Je reste immobile, indécise. Sous la porte, la raie de lumière tronquée laisse deviner la présence d'une seule personne. "Morgane ?" demande la voix de l'abbé. J'ai vu son rideau bouger en revenant à la chambre. Je m'en suis inquiétée avant de me rappeler que c'était l'emplacement de son fauteuil de lecture. J'ai cru qu'il l'avait déplacé en s'y asseyant. J'ai eu tort apparemment. J'attends jusqu'à ce que l'ombre quitte mon seuil. En écoutant les pas s'éloigner, je fixe l'image de l'holocran. Je reste un moment immobile alors que tout bruit a cessé avant de m'ébrouer. Je copie la tablette et me lève pour la ramener. J'ai hâte de voir comme mon frère lui arrache la peluche des bras à ce petit morveux. Parce qu'il n'a pas pu la lui laisser, n'est-ce pas ? J'ouvre la porte et après avoir vérifié que la voie est libre, je prends le couloir puis l'escalier.

— Morgane !

L'abbé m'attend dans l'embrasure d'une porte. Une porte que je ne connais pas, que je ne connais plus, j'ouvre la bouche et la laisse ouverte, indécise. Sans savoir pourquoi, cette porte m'évoque Marley.

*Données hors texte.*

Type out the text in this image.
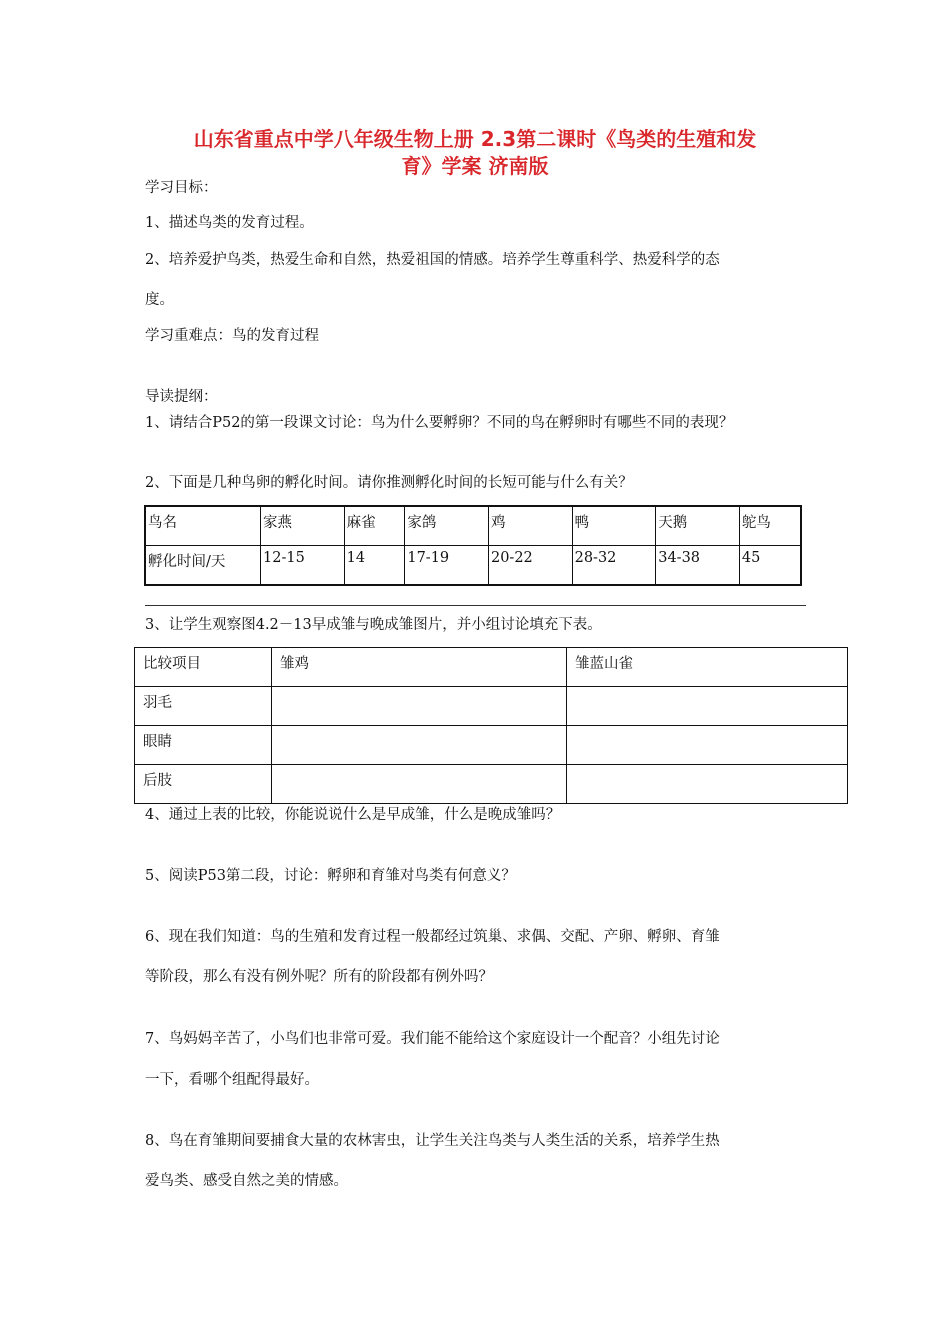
山东省重点中学八年级生物上册 2.3第二课时《鸟类的生殖和发
育》学案 济南版
学习目标：
1、描述鸟类的发育过程。
2、培养爱护鸟类，热爱生命和自然，热爱祖国的情感。培养学生尊重科学、热爱科学的态
度。
学习重难点：鸟的发育过程
导读提纲：
1、请结合P52的第一段课文讨论：鸟为什么要孵卵？不同的鸟在孵卵时有哪些不同的表现？
2、下面是几种鸟卵的孵化时间。请你推测孵化时间的长短可能与什么有关？
鸟名	家燕	麻雀	家鸽	鸡	鸭	天鹅	鸵鸟
孵化时间/天	12-15	14	17-19	20-22	28-32	34-38	45
3、让学生观察图4.2－13早成雏与晚成雏图片，并小组讨论填充下表。
比较项目	雏鸡	雏蓝山雀
羽毛		
眼睛		
后肢		
4、通过上表的比较，你能说说什么是早成雏，什么是晚成雏吗？
5、阅读P53第二段，讨论：孵卵和育雏对鸟类有何意义？
6、现在我们知道：鸟的生殖和发育过程一般都经过筑巢、求偶、交配、产卵、孵卵、育雏
等阶段，那么有没有例外呢？所有的阶段都有例外吗？
7、鸟妈妈辛苦了，小鸟们也非常可爱。我们能不能给这个家庭设计一个配音？小组先讨论
一下，看哪个组配得最好。
8、鸟在育雏期间要捕食大量的农林害虫，让学生关注鸟类与人类生活的关系，培养学生热
爱鸟类、感受自然之美的情感。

— Nous n'avons pas le temps. Je sais que tu as la tablette, sa disparition a été découverte. Donne-la-moi. Je dirai que c'est moi qui l'ai prise, murmure-t-il.

Je me revois lever la tête pour regarder Marley, au seuil de cette porte. Je devais lui arriver au bassin.

— Morgane ! répète l'abbé d'une voix instante mais toujours basse.

Je reste bouche bée jusqu'à ce qu'il m'arrache le bonnet de la tête, ce qui eu pour effet de me faire sortir de ma torpeur.

— Donne-moi la tablette, et fais ce que tu as à faire, et sans ton bonnet. Le temps nous est compté désormais. L'éveil approche. Et demain, nous parlerons, explique-t-il en tendant la main.

— Ok, dis-je, hésitante, en lui tendant la tablette. Merci.

La signification de ses paroles m'échappe. Toute mon attention se focalise sur la porte à l'arrière de l'abbé, j'y vois un halo légèrement bleuté. Le sentiment d'urgence perçu en ouvrant la fenêtre me revient. Un souvenir flotte à la frontière de ma conscience.

— Morgane !

Je reviens à mon interlocuteur qui a la tête un peu penchée en arrière, ce qui me fait penser aux limes. Celui qui nous avait accueilli avait eu ce mouvement.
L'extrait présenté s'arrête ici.